Cinder Block Storage Service
A RAID configuration will be suitable for achieving redundancy. The hardware design and configuration should be same for all hardware nodes in the device pool. Apart from block storage resource needs, it should be taken into account that the service should provide high availability and redundancy for the APIs that provisions the access to the storage nodes. An additional load balancing layer is preferred to provide access to backend database services that services and stores state of block storage volumes. The storage hardware should be optimized for capacity, connectivity, cost-effective, direct attachment, scalability, fault tolerance and performance.

Network Resources
Network availability is crucial for the efficient functioning of the hypervisors in a cloud deployment. The cloud uses more peer-to-peer communication than a core network topology usually does. The VMs need to communicate with each other like they are on the same network. So, in order to deal with this additional overhead, OpenStack uses multiple network segments. Services are segregated to separate segments for security and to prevent unauthorized access. The OpenStack Networking Service – Neutron, is the core software-defined networking (SDN) component of the OpenStack platform. The general design considerations for Network resources include security, capacity planning, complexity, configuration, avoiding single point of failure, tuning etc.
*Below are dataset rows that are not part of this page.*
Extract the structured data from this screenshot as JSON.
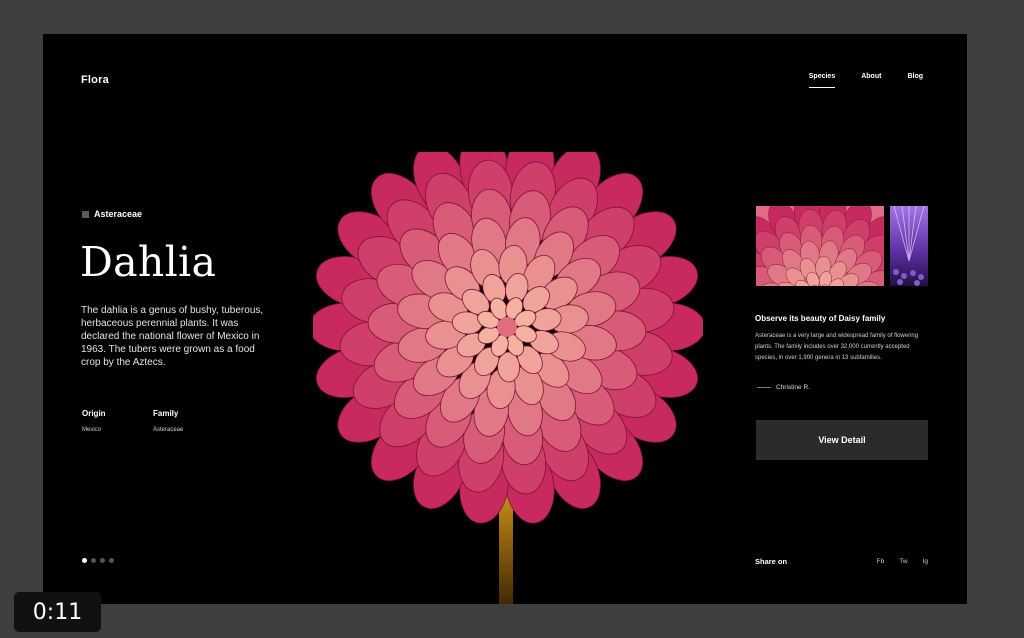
{
  "brand": {
    "logo": "Flora"
  },
  "nav": {
    "items": [
      "Species",
      "About",
      "Blog"
    ],
    "active": "Species"
  },
  "hero": {
    "family_tag": "Asteraceae",
    "title": "Dahlia",
    "description": "The dahlia is a genus of bushy, tuberous, herbaceous perennial plants. It was declared the national flower of Mexico in 1963. The tubers were grown as a food crop by the Aztecs.",
    "origin_label": "Origin",
    "origin_value": "Mexico",
    "family_label": "Family",
    "family_value": "Asteraceae"
  },
  "pagination": {
    "total": 4,
    "active_index": 0
  },
  "sidebar": {
    "quote_title": "Observe its beauty of Daisy family",
    "quote_text": "Asteraceae is a very large and widespread family of flowering plants. The family includes over 32,000 currently accepted species, in over 1,900 genera in 13 subfamilies.",
    "author": "Christine R.",
    "button_label": "View Detail"
  },
  "share": {
    "label": "Share on",
    "links": [
      "Fb",
      "Tw",
      "Ig"
    ]
  },
  "video": {
    "timestamp": "0:11"
  },
  "colors": {
    "background": "#000000",
    "outer": "#3f3f3f",
    "petal_dark": "#c8295f",
    "petal_light": "#f6b9a4",
    "stem": "#c98a16",
    "button": "#2b2b2b"
  }
}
For the OpenStack cloud platform performance requirements are related to network performance, compute resource performance and storage systems performance. Hardware load balancers can boost network performance by providing fast and reliable front-end services to cloud APIs. Hardware specifications and configurations along with other tunable parameters of the OpenStack components also influence performance. Using a dedicated data storage network with dedicated interfaces on the compute nodes also can improve performance. The controller nodes that provide services to the users and also assist in internal cloud operation also need to be carefully designed for optimal hardware and configurations. To avoid single point of failure, OpenStack services should be deployed over multiple servers with adequate backup capabilities.
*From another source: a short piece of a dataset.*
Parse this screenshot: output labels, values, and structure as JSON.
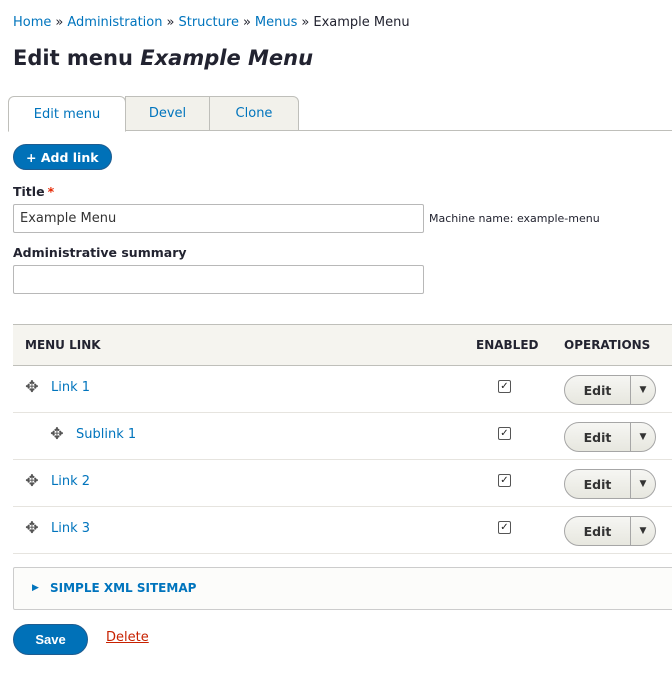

Security considerations are organized on the basis of security domains, where a domain includes users, applications, servers and networks that share same user-access-authentication rules. These security domains are categorized as public, guest, management and data. The domain trust requirements depend on the nature of the cloud whether it is private, public or hybrid. For authentication, the Identity service Keystone can use technologies like LDAP for user management. The authentication API services should be placed behind hardware that performs SSL termination since it deals with sensitive information like user names, passwords and authentication tokens.